In the centuries that followed, growing estrangement between the western hierarchy under the Pope in Rome and the eastern hierarchy based in Constantinople eventually led to the “Great Schism” of 1054 CE, when a delegation of Roman Cardinals and the Patriarch of Constantinople excommunicated one another. The causes were as much political as theological, ranging from the role of the Holy Spirit in the Trinity to the authority of the Pope. The divorce took centuries to complete, but the resulting institutions became known respectively as the Roman Catholic Church and the Eastern Orthodox churches.

The distinctive theologies and liturgies of the Oriental and Eastern Orthodox churches have continued to develop into the 21st century. One particularly characteristic theological stance, for example, is the Orthodox emphasis upon the incarnation of Christ as a means to raise human nature to the Divine. As Athanasius put it in the 4th century, “the Son of God became man so that man might become God.” This focus on theosis, “becoming divine,” stands in contrast to the heavy emphasis on human sinfulness present in much of the theology of the Western churches.

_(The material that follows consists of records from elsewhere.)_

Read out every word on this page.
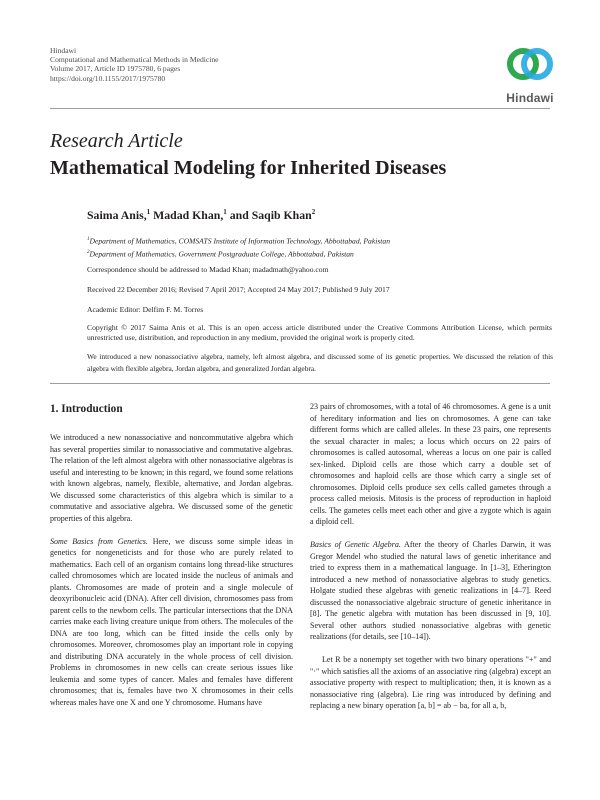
Hindawi
Computational and Mathematical Methods in Medicine
Volume 2017, Article ID 1975780, 6 pages
https://doi.org/10.1155/2017/1975780
Hindawi
Research Article
Mathematical Modeling for Inherited Diseases
Saima Anis,$^1$ Madad Khan,$^1$ and Saqib Khan$^2$
$^1$Department of Mathematics, COMSATS Institute of Information Technology, Abbottabad, Pakistan
$^2$Department of Mathematics, Government Postgraduate College, Abbottabad, Pakistan
Correspondence should be addressed to Madad Khan; madadmath@yahoo.com
Received 22 December 2016; Revised 7 April 2017; Accepted 24 May 2017; Published 9 July 2017
Academic Editor: Delfim F. M. Torres
Copyright © 2017 Saima Anis et al. This is an open access article distributed under the Creative Commons Attribution License, which permits unrestricted use, distribution, and reproduction in any medium, provided the original work is properly cited.
We introduced a new nonassociative algebra, namely, left almost algebra, and discussed some of its genetic properties. We discussed the relation of this algebra with flexible algebra, Jordan algebra, and generalized Jordan algebra.
1. Introduction

We introduced a new nonassociative and noncommutative algebra which has several properties similar to nonassociative and commutative algebras. The relation of the left almost algebra with other nonassociative algebras is useful and interesting to be known; in this regard, we found some relations with known algebras, namely, flexible, alternative, and Jordan algebras. We discussed some characteristics of this algebra which is similar to a commutative and associative algebra. We discussed some of the genetic properties of this algebra.

Some Basics from Genetics. Here, we discuss some simple ideas in genetics for nongeneticists and for those who are purely related to mathematics. Each cell of an organism contains long thread-like structures called chromosomes which are located inside the nucleus of animals and plants. Chromosomes are made of protein and a single molecule of deoxyribonucleic acid (DNA). After cell division, chromosomes pass from parent cells to the newborn cells. The particular intersections that the DNA carries make each living creature unique from others. The molecules of the DNA are too long, which can be fitted inside the cells only by chromosomes. Moreover, chromosomes play an important role in copying and distributing DNA accurately in the whole process of cell division. Problems in chromosomes in new cells can create serious issues like leukemia and some types of cancer. Males and females have different chromosomes; that is, females have two X chromosomes in their cells whereas males have one X and one Y chromosome. Humans have

23 pairs of chromosomes, with a total of 46 chromosomes. A gene is a unit of hereditary information and lies on chromosomes. A gene can take different forms which are called alleles. In these 23 pairs, one represents the sexual character in males; a locus which occurs on 22 pairs of chromosomes is called autosomal, whereas a locus on one pair is called sex-linked. Diploid cells are those which carry a double set of chromosomes and haploid cells are those which carry a single set of chromosomes. Diploid cells produce sex cells called gametes through a process called meiosis. Mitosis is the process of reproduction in haploid cells. The gametes cells meet each other and give a zygote which is again a diploid cell.

Basics of Genetic Algebra. After the theory of Charles Darwin, it was Gregor Mendel who studied the natural laws of genetic inheritance and tried to express them in a mathematical language. In [1–3], Etherington introduced a new method of nonassociative algebras to study genetics. Holgate studied these algebras with genetic realizations in [4–7]. Reed discussed the nonassociative algebraic structure of genetic inheritance in [8]. The genetic algebra with mutation has been discussed in [9, 10]. Several other authors studied nonassociative algebras with genetic realizations (for details, see [10–14]).

Let R be a nonempty set together with two binary operations "+" and "·" which satisfies all the axioms of an associative ring (algebra) except an associative property with respect to multiplication; then, it is known as a nonassociative ring (algebra). Lie ring was introduced by defining and replacing a new binary operation [a, b] = ab − ba, for all a, b,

Monasticism was also an important part of the early church tradition, as devout men and women left urban life and the growing institutions of the church for a life of devotion to God in prayer and simplicity. Monastic life began as early as the 3rd century, with St. Anthony and the Desert Fathers of Egypt, in whom both Eastern and Western monastic traditions find their source and inspiration. As Eastern monasticism developed, it included forms of both communal and solitary religious life and emphasized physical austerity. From these early centuries onward, the Eastern traditions also developed practices of inner contemplative prayer called the “Jesus prayer” and the “prayer of the heart.” These forms of concentration and breath-centered prayer have been preserved in the church to the present day.

As part of their rich spiritual and liturgical traditions, the Orthodox churches also developed the distinctive use of visual icons of Christ, the Virgin Mary, and the saints. These icons were understood to be windows into the sacred meaning and presence of these figures, not mere representations of them. The second council of Nicaea in 787 CE affirmed the role of icons in the face of virulent criticism from those who objected to any visual images in worship.

During the 7th century, Christianity encountered Islam, a new religious tradition which gained ground in Palestine, Syria, and Egypt, and from Anatolia to Spain. The great Dome of the Rock mosque was completed in Jerusalem in 692 CE. Eight centuries later in 1453, the capital of the Byzantine Empire, Constantinople, fell to the Ottoman Turks. Thus the great centers of Orthodox Christianity became centers of Islamic rule, and many churches became mosques. For hundreds of years, Islam has been a significant and immediate presence for Oriental Orthodox and Eastern Orthodox churches.

Today, the Eastern Orthodox churches constitute a family of related churches, including the Greek, Russian, Bulgarian, Romanian, and Syrian churches, each with a rich history and distinctive liturgical forms. The Oriental Orthodox churches include the Armenian Apostolic Church, the Coptic Church of Egypt, the Ethiopian Church, the Eritrean Church, the Church of St. Thomas in India, and the Jacobite Syrian Church of Antioch. In 2001, a council of bishops representing both the Eastern Orthodox and the Oriental Orthodox churches declared their Christologies effectively consistent, citing linguistic and political factors for their historical disagreements. While the Eastern Orthodox and Oriental churches are not yet in full communion, they, like the Eastern Catholic churches—those who are in communion with Rome but who follow Eastern traditions of worship—share very similar theology and practices. As reconciliation efforts continue today in the early 21st century, the religious landscape of America includes the presence of most of the churches of the Oriental Orthodox and Eastern Orthodox family.